Bir süredir Diyanet İşleri Başkanlığı’nın tarikat ve cemaat oluşumlarını denetimi altına almasından dem vuruluyor. Artık “FETÖ” diye lanetlenen Gülen Cemaati’nin ülkede ve devlette geldiği noktadan ağzı yanmış dinbaz iktidar, yoğurdu üfleyerek yeme çabasıyla böyle bir seçeneğe oynuyor.

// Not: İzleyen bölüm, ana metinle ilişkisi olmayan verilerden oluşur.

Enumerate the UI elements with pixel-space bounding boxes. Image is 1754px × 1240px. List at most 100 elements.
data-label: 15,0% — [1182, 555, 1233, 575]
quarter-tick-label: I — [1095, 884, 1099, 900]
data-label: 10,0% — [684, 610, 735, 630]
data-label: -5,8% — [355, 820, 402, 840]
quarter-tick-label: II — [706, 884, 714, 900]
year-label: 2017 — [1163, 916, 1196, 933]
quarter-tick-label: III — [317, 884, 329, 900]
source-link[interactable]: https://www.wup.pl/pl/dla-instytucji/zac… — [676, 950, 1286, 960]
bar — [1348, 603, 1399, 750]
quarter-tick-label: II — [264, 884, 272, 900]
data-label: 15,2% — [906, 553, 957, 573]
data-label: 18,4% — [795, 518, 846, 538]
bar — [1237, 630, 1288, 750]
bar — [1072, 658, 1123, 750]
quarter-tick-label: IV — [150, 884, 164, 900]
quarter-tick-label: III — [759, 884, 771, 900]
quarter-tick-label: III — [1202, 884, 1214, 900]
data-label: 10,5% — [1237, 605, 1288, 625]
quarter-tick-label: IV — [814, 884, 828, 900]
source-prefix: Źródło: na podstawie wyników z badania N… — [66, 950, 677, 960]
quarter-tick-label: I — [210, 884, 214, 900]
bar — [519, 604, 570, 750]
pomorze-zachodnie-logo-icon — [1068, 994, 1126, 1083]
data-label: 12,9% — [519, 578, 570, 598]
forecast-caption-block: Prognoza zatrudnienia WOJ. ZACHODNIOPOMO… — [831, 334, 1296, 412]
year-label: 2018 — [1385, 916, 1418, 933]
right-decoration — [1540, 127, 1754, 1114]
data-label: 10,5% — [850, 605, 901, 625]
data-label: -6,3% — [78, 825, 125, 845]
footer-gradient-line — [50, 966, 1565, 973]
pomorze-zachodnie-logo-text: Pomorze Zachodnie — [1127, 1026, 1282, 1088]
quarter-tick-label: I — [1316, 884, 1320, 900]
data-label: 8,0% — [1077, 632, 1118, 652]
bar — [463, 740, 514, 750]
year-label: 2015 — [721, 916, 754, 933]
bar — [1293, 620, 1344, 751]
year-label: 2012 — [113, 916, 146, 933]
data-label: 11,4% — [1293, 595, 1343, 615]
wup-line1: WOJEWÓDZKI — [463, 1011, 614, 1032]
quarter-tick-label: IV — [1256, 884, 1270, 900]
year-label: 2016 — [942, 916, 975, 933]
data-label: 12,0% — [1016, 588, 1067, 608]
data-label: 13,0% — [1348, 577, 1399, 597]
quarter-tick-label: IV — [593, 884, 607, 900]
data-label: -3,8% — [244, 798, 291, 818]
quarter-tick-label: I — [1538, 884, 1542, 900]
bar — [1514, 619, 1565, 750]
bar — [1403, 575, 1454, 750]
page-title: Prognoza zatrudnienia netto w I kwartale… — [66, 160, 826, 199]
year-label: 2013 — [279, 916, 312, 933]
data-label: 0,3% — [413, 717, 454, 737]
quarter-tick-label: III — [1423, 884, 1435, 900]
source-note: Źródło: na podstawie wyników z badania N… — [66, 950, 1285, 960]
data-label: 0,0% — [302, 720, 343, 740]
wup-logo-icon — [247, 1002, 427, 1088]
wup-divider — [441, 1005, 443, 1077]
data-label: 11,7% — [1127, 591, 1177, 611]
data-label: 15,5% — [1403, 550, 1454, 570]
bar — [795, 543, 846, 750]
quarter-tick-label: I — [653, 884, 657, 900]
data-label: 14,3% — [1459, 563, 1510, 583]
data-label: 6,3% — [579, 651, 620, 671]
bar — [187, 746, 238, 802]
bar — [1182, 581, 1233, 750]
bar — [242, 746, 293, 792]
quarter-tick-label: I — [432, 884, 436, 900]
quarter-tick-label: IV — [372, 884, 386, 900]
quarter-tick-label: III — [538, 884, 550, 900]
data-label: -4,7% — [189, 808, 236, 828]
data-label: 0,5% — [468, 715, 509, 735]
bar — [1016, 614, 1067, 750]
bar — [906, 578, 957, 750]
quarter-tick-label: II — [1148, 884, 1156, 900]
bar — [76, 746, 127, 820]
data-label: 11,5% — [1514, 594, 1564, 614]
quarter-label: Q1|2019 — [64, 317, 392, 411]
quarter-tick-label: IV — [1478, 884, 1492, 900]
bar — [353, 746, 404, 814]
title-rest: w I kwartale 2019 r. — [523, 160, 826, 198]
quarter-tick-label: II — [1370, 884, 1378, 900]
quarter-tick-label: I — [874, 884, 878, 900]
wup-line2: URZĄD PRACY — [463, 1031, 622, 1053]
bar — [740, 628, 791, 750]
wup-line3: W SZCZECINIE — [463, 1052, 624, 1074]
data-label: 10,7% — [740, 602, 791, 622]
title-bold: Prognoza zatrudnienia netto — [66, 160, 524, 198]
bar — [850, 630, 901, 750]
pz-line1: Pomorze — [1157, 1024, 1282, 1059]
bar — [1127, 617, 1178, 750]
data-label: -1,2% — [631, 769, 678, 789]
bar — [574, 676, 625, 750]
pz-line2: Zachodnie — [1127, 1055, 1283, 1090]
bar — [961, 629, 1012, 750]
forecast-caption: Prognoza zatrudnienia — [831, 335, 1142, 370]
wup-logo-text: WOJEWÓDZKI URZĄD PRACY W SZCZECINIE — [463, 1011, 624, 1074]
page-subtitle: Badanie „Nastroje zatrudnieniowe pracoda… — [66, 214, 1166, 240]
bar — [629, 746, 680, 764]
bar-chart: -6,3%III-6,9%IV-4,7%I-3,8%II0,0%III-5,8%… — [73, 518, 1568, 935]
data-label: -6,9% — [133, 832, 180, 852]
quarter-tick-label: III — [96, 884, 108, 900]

19’uncu yüzyılın ikinci yarısında Şeyhülislamlık bünyesinde işlerliğe sokulan “Meclis-i Meşayih”e kadar yüzyıllar boyu devlete uzak, genelde mesafeli, bazen yakınında (içinde) ama çoğu zaman da onun karşısında olmuş tarikatlar, Cumhuriyet’te ilk defa bir tür “devletleştirme” sürecine sokulmak isteniyor.
İyi mi olur, kötü mü?..
Kimileri bunların kendi başına veya “başıboş” bırakıldıklarında daha ciddi sorun ve daha büyük tehlike arz ettikleri gerekçesiyle bu türden bir girişime olumlu bakıyor. Kimileri ise onların resmî meşruiyet kazanmasına bağlı olarak böylece ülkede ve devlette daha da rahat at koşturacak bir noktaya gelebileceklerini ileri sürüyor.
Tartışalım!..
Önce büyük harfle yazıldığında “Cemaat” denince akla gelen Gülen Hareketi üzerine bir-iki not tutarak başlayalım: O, cemaat olmanın da ötesine geçmiş bir oluşumdu. Bir dönem Gülen’in söylediği rivayet edilen “Cemaattik, ‘Cemiyet’ olduk” sözü de bu minval üzere değerlendirilebilir.